1. Separation of Concerns

  • Each class has a single responsibility
  • Easy to modify individual components
  • Clear interfaces between modules

2. Easy Debugging

  • Comprehensive logging at each step
  • Isolated components for testing
  • Clear error messages and stack traces

3. Configuration Management

  • All settings in one place
  • Easy to experiment with different parameters
  • Environment-specific configurations

4. Reusability

  • Components can be used independently
  • Easy to extend with new models/features
  • Clean APIs for integration

5. Progress Tracking

  • Automatic progress saving
  • Resume capability after interruption
  • Detailed execution logs

🛠️ Common Operations

Add a New Model

  1. Add model configuration to config.py
  2. Update ModelTrainer._get_model_configs()
  3. No changes needed in other components

Change Feature Selection

  1. Modify settings in config.py
  2. Or update PIPELINE_CONFIG['feature_selection']
  3. Pipeline automatically uses new settings

Process Different Targets

# Process specific targets
results = pipeline.run_pipeline(target_indices=[0, 1, 2])

# Process all targets
results = pipeline.run_pipeline()

Load and Use Trained Models

from utils import Tox21Utils

utils = Tox21Utils()
model_data = utils.load_model_and_features('NR-AR')

# Make predictions
predictions = utils.predict_toxicity('NR-AR', new_descriptors, feature_names)

🐛 Debugging

Check Logs

tail -f logs/pipeline_*.log

Verify Results

python utils.py  # Lists available targets and performance

Resume Interrupted Run

python run_pipeline.py  # Automatically resumes from last saved state

📈 Performance Monitoring

The pipeline provides comprehensive performance tracking:

  • Real-time logging with timestamps
  • Progress tracking with resume capability
  • Performance metrics for each model
  • Summary reports for easy comparison
  • Export functionality for sharing results

🔄 Extending the Pipeline

Add New Models

  1. Update ModelTrainer._get_model_configs()
  2. Add model to PIPELINE_CONFIG['models']

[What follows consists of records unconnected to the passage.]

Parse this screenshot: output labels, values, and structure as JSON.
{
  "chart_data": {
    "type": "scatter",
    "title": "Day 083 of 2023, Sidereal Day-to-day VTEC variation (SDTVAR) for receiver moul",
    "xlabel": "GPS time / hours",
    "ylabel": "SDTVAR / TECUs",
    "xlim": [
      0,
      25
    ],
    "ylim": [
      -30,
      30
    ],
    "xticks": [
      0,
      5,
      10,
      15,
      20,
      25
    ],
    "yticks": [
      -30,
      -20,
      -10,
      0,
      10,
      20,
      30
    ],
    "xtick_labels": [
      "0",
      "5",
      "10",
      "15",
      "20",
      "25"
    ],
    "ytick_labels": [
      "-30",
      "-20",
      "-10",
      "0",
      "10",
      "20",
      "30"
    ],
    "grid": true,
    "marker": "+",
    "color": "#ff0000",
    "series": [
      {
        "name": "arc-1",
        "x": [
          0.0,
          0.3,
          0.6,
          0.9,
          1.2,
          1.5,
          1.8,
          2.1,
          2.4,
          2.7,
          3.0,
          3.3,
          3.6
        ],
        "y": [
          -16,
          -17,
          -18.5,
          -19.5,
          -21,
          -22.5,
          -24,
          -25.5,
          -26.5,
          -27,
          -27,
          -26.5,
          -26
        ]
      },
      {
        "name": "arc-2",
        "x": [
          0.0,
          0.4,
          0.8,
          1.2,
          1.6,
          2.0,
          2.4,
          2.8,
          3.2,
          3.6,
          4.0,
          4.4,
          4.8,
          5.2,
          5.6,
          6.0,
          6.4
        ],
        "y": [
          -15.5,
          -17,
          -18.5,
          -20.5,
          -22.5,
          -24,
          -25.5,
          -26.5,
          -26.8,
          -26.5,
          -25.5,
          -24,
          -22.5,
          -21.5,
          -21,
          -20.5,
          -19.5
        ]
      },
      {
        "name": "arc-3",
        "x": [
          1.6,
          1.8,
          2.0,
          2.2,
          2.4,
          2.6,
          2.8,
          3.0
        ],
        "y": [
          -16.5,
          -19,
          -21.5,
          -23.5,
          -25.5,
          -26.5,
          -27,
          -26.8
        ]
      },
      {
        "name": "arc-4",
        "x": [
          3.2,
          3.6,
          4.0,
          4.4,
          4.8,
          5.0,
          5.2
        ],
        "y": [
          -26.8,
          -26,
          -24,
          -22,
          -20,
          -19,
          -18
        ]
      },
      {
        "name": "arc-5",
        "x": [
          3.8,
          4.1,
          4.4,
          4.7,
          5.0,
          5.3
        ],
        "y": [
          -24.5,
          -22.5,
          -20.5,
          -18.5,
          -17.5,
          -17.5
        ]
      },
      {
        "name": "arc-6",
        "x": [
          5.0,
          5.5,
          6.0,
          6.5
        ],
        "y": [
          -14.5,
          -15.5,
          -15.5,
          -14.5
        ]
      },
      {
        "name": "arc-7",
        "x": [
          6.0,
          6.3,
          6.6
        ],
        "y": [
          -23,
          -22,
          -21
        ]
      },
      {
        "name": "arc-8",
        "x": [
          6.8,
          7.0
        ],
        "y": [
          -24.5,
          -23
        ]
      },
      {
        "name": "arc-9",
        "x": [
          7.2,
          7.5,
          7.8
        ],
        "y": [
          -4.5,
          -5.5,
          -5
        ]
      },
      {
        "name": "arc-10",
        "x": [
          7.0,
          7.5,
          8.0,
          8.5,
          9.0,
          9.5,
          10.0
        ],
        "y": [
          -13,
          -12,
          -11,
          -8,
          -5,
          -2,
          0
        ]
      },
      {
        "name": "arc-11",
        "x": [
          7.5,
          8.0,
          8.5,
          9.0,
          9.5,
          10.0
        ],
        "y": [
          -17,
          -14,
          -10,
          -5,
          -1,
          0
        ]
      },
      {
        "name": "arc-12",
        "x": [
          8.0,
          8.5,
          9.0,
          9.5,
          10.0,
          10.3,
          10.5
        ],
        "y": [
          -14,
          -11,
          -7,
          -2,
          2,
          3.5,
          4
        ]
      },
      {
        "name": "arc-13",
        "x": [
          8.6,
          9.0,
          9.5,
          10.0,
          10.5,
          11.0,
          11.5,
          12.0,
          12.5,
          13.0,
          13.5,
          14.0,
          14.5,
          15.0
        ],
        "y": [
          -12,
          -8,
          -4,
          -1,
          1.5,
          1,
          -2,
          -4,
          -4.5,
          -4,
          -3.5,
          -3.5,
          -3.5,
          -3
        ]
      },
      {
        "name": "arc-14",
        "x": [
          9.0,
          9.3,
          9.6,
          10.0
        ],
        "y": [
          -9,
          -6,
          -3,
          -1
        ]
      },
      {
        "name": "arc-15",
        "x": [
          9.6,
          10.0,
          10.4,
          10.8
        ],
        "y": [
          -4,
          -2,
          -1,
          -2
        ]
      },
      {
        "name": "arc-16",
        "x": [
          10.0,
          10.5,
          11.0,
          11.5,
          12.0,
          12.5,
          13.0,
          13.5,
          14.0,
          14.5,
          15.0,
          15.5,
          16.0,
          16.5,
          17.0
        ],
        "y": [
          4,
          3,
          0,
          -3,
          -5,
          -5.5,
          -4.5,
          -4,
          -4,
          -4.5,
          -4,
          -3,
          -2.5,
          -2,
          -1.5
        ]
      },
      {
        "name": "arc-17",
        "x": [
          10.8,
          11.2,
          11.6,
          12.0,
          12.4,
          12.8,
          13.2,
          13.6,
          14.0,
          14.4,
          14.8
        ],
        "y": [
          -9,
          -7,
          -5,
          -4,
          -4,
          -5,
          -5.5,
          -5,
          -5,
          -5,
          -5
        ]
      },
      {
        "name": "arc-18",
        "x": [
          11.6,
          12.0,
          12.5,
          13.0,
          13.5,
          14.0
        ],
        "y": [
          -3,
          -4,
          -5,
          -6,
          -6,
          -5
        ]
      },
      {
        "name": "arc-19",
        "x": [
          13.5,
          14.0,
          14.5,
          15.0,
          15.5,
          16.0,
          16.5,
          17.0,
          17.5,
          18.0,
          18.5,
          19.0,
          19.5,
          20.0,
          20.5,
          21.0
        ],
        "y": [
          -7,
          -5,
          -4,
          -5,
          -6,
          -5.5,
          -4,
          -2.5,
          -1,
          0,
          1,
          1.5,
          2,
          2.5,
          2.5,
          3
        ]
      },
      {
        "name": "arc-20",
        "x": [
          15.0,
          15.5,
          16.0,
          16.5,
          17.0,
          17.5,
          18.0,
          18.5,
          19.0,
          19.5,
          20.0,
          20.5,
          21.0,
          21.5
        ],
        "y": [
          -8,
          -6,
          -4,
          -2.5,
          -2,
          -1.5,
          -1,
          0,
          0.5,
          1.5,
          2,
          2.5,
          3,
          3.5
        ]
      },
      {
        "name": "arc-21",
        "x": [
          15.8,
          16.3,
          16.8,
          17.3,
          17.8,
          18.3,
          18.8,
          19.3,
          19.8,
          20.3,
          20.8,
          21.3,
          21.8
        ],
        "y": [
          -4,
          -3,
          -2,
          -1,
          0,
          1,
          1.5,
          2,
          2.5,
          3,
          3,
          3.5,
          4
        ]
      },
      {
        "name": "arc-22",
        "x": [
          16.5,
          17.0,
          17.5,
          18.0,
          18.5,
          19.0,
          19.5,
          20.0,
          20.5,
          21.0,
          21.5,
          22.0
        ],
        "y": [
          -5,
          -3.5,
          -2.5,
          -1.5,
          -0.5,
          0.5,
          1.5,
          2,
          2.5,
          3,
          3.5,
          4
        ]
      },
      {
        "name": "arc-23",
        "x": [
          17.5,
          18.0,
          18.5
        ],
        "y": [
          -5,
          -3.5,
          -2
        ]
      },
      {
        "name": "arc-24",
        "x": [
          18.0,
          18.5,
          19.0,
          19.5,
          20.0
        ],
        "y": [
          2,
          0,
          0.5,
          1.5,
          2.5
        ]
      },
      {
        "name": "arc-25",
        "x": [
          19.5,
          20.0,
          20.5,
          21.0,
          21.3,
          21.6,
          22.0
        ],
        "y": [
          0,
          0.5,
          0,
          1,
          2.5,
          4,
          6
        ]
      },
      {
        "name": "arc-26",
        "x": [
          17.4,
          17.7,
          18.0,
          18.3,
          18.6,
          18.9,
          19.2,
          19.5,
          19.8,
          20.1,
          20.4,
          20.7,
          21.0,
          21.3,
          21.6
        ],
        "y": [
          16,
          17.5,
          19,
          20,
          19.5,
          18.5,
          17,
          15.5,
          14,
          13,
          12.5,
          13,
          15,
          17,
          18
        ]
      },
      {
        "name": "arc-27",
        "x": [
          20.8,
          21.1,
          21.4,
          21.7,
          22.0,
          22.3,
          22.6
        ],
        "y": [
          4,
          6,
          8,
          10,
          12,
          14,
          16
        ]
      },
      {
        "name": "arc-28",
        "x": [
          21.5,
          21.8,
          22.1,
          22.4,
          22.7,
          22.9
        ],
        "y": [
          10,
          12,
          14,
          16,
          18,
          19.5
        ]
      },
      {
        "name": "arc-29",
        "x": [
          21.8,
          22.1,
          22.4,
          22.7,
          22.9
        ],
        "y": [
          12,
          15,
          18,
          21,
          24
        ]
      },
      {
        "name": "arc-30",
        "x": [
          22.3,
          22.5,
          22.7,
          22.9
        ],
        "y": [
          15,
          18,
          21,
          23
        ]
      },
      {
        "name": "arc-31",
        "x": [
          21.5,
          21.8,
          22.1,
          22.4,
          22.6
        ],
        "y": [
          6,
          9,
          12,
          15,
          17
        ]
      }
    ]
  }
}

Add New Evaluation Metrics

  1. Update ModelTrainer._calculate_metrics()
  2. Add metric to EVALUATION_METRICS in config.py

Add New Feature Selection Methods

  1. Extend FeatureSelector class
  2. Update configuration as needed

This modular structure makes the codebase maintainable, debuggable, and extensible while providing a clean, professional interface for Tox21 modeling.